Le défi qui se présente aux villes et aux métropoles pour l’année 2020 est désormais de transformer cette prise de conscience en actions ambitieuses. Les métropoles françaises, en particulier, ont un rôle décisif à jouer pour limiter un réchauffement climatique qui pourrait atteindre + 7 °C en 2100[1] et pour adapter l’environnement urbain à ses conséquences.

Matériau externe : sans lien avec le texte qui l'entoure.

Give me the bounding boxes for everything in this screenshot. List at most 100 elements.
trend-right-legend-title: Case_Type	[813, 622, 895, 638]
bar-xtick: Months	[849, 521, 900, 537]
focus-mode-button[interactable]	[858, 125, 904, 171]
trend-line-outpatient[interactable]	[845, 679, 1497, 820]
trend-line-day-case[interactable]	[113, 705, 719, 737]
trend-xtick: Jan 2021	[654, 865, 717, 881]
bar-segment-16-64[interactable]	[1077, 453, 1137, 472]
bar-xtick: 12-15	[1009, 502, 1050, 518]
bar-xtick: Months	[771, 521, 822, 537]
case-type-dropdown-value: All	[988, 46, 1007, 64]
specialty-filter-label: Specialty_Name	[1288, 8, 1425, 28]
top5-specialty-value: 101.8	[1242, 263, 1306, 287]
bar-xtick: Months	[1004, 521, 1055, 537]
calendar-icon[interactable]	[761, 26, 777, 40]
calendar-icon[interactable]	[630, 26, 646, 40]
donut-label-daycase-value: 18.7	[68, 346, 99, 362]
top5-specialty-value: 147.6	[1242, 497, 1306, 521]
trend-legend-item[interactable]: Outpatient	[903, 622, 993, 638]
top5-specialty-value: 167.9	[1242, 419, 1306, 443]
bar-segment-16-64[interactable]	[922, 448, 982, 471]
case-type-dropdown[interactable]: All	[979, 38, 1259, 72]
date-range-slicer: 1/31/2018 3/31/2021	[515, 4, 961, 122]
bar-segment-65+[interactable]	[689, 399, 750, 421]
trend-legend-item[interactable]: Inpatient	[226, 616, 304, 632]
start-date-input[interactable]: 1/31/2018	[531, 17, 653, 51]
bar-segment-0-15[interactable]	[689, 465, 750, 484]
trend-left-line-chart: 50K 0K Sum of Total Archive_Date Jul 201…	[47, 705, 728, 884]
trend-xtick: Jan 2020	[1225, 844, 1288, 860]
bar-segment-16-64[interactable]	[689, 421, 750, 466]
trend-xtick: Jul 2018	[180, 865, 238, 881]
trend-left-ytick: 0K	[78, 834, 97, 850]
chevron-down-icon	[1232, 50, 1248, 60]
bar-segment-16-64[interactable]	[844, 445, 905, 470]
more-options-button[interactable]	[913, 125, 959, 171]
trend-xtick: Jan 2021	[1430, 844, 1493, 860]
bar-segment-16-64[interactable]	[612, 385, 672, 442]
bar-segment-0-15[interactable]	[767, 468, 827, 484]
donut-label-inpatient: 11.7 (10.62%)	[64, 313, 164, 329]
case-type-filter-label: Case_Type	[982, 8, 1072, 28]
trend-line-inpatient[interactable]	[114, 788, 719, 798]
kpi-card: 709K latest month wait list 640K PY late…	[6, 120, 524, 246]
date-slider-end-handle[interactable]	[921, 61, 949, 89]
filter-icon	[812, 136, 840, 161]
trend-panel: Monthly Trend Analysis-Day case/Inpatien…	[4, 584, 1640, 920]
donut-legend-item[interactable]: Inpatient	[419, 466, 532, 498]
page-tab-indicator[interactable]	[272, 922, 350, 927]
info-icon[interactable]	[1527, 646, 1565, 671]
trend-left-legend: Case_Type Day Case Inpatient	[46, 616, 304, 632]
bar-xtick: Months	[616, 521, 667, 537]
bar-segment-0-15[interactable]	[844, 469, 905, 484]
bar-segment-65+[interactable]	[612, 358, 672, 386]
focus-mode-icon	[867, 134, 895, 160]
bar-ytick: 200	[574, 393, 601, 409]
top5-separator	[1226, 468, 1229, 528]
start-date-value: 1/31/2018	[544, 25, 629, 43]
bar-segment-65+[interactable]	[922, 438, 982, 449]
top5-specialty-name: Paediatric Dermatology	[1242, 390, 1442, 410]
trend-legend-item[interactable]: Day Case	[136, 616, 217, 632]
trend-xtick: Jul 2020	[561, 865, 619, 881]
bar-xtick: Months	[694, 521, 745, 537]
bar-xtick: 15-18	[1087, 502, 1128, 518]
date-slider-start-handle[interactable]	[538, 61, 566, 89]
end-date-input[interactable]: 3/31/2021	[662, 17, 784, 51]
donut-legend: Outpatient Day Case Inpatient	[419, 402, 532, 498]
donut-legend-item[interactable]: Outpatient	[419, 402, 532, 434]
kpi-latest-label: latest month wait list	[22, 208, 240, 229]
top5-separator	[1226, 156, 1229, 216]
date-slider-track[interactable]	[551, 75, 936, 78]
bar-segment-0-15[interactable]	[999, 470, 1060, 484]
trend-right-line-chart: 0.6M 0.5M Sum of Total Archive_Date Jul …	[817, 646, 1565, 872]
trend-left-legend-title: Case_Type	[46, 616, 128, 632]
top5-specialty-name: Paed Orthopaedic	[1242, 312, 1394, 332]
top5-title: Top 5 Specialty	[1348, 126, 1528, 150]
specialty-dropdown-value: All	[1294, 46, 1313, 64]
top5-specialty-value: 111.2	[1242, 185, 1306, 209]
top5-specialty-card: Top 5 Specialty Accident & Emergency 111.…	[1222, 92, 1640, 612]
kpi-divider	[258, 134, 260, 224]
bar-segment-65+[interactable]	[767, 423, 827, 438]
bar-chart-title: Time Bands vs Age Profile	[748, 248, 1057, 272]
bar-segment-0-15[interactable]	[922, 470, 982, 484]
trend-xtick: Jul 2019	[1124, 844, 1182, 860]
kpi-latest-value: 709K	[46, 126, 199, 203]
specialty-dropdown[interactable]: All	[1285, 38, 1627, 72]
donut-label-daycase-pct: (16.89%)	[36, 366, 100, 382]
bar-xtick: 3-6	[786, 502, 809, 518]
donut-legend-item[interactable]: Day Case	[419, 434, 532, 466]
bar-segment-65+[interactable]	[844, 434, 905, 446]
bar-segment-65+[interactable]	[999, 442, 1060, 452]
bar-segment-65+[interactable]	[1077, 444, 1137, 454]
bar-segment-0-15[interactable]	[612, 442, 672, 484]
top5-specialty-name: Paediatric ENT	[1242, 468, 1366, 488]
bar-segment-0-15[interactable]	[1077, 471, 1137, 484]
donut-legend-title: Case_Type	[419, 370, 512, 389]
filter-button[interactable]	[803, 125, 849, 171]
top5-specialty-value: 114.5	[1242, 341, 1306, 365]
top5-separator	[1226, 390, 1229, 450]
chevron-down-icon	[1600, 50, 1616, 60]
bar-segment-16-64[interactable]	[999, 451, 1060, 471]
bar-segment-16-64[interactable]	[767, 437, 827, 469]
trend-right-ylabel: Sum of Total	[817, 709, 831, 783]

Les villes et métropoles sont des acteurs incontournables pour atteindre l’objectif de neutralité carbone fixé par la Stratégie Nationale Bas-Carbone de la France[2], en lien avec l’accord de Paris. Concentrant 80 % de la population et une part significative des activités économiques du pays, les villes et métropoles sont en effet responsables de 67 % des émissions de gaz à effet de serre (GES) à l’échelle nationale.[3]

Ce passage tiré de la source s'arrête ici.